Google Goes After Content Farms 345
RedEaredSlider writes "Aimed at stripping search results of pages from 'low-quality' sites, a new Google Chrome extension allows users to block specified websites from appearing in search results. The names of these sites are then sent to Google, which will study the collected results and use them to determine future page ranking systems. Google principal engineer Matt Cutts wrote in a post on the Google blog that the company hopes the extension will improve the quality of search results. The company has been the target of criticism in recent months, much of which centered around the effect that content farms were having on searches."
Re:Here's to hoping Expert's Exchange is among the (Score:2, Informative)
Just scroll down to the bottom. The answer is always there.
Re:Firefox Extension Needed! (Score:4, Informative)
Dear dch24,
Try this [userscripts.org] script for Greasemonkey.
Sincerely,
nicedream
Death to experts-exchange.com (Score:5, Informative)
Re:Here's to hoping Expert's Exchange is among the (Score:5, Informative)
Solution: Add "stackoverflow" to the end of every programming-related question. It saves a lot of time.

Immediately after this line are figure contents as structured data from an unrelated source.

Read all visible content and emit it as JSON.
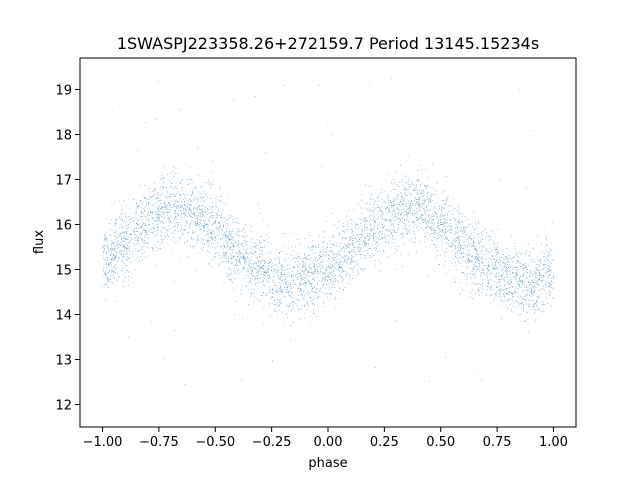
{
  "chart_data": {
    "type": "scatter",
    "title": "1SWASPJ223358.26+272159.7 Period 13145.15234s",
    "xlabel": "phase",
    "ylabel": "flux",
    "xlim": [
      -1.1,
      1.1
    ],
    "ylim": [
      11.5,
      19.7
    ],
    "xticks": [
      -1.0,
      -0.75,
      -0.5,
      -0.25,
      0.0,
      0.25,
      0.5,
      0.75,
      1.0
    ],
    "xtick_labels": [
      "−1.00",
      "−0.75",
      "−0.50",
      "−0.25",
      "0.00",
      "0.25",
      "0.50",
      "0.75",
      "1.00"
    ],
    "yticks": [
      12,
      13,
      14,
      15,
      16,
      17,
      18,
      19
    ],
    "ytick_labels": [
      "12",
      "13",
      "14",
      "15",
      "16",
      "17",
      "18",
      "19"
    ],
    "grid": false,
    "point_color": "#1f77b4",
    "series": [
      {
        "phase_sample": [
          -1.0,
          -0.9,
          -0.8,
          -0.7,
          -0.6,
          -0.5,
          -0.4,
          -0.3,
          -0.2,
          -0.1,
          0.0,
          0.1,
          0.2,
          0.3,
          0.4,
          0.5,
          0.6,
          0.7,
          0.8,
          0.9,
          1.0
        ],
        "flux_sample": [
          15.2,
          15.6,
          16.1,
          16.4,
          16.3,
          15.9,
          15.4,
          15.0,
          14.7,
          14.8,
          15.0,
          15.4,
          15.9,
          16.3,
          16.4,
          16.0,
          15.5,
          15.1,
          14.8,
          14.7,
          15.0
        ],
        "scatter_width": 0.6,
        "num_points": 60000
      }
    ]
  }
}
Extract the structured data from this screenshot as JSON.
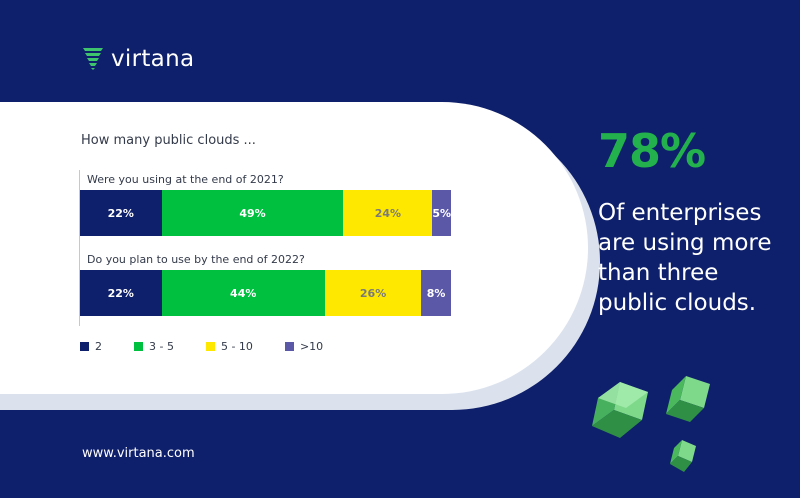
{
  "brand": {
    "name": "virtana"
  },
  "chart_data": {
    "type": "bar",
    "orientation": "horizontal-stacked-100",
    "title": "How many public clouds ...",
    "categories": [
      "Were you using at the end of 2021?",
      "Do you plan to use by the end of 2022?"
    ],
    "series": [
      {
        "name": "2",
        "color": "#0e1f6b",
        "label_color": "#ffffff",
        "values": [
          22,
          22
        ],
        "labels": [
          "22%",
          "22%"
        ]
      },
      {
        "name": "3 - 5",
        "color": "#00c040",
        "label_color": "#ffffff",
        "values": [
          49,
          44
        ],
        "labels": [
          "49%",
          "44%"
        ]
      },
      {
        "name": "5 - 10",
        "color": "#ffe800",
        "label_color": "#7a7a7a",
        "values": [
          24,
          26
        ],
        "labels": [
          "24%",
          "26%"
        ]
      },
      {
        "name": ">10",
        "color": "#5b58a8",
        "label_color": "#ffffff",
        "values": [
          5,
          8
        ],
        "labels": [
          "5%",
          "8%"
        ]
      }
    ],
    "legend_position": "bottom-left",
    "grid": false
  },
  "highlight": {
    "value": "78%",
    "color": "#22b14c",
    "lines": [
      "Of enterprises",
      "are using more",
      "than three",
      "public clouds."
    ]
  },
  "footer": {
    "url": "www.virtana.com"
  },
  "colors": {
    "background": "#0e1f6b",
    "panel": "#ffffff",
    "accent": "#22b14c"
  }
}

Re:Death to experts-exchange.com (Score:5, Informative)
If you reach an experts-exchange.com page via Google, just scroll down to the very bottom for the solution.
Re:Firefox Extension Needed! (Score:5, Informative)
That [slashdot.org] is not a meta-mod system. It is a comment popularity system.
It is useful as well. It is comment-centric, and gives site administrators a very high level snapshot of what users think about the current state of the user generated content.
The old meta-moderation system oth tasked the meta-moderator with judging whether a specific moderation a comment received was fair. It wasn't a perfect system, but it provided just the smallest possibility that there may be consequences for abuse of moderation privileges.
Re:Here's to hoping Expert's Exchange is among the (Score:5, Informative)
They occasionally have actual answers. The thing is, Google won't give you any credit for answers browsers can't see - which would mean the paywall would knock your page rank to shit.
How does Expert Sex Change get around this? They pretend that the answer is behind a paywall, when in fact the answer is actually all the way at the bottom of the page. The Google search bot is much more patient than you are, and will not care about the pretend-paywall.
So yeah. Whenever it looks like Expert Sex Change has your answer, just follow the link and scroll all the way down.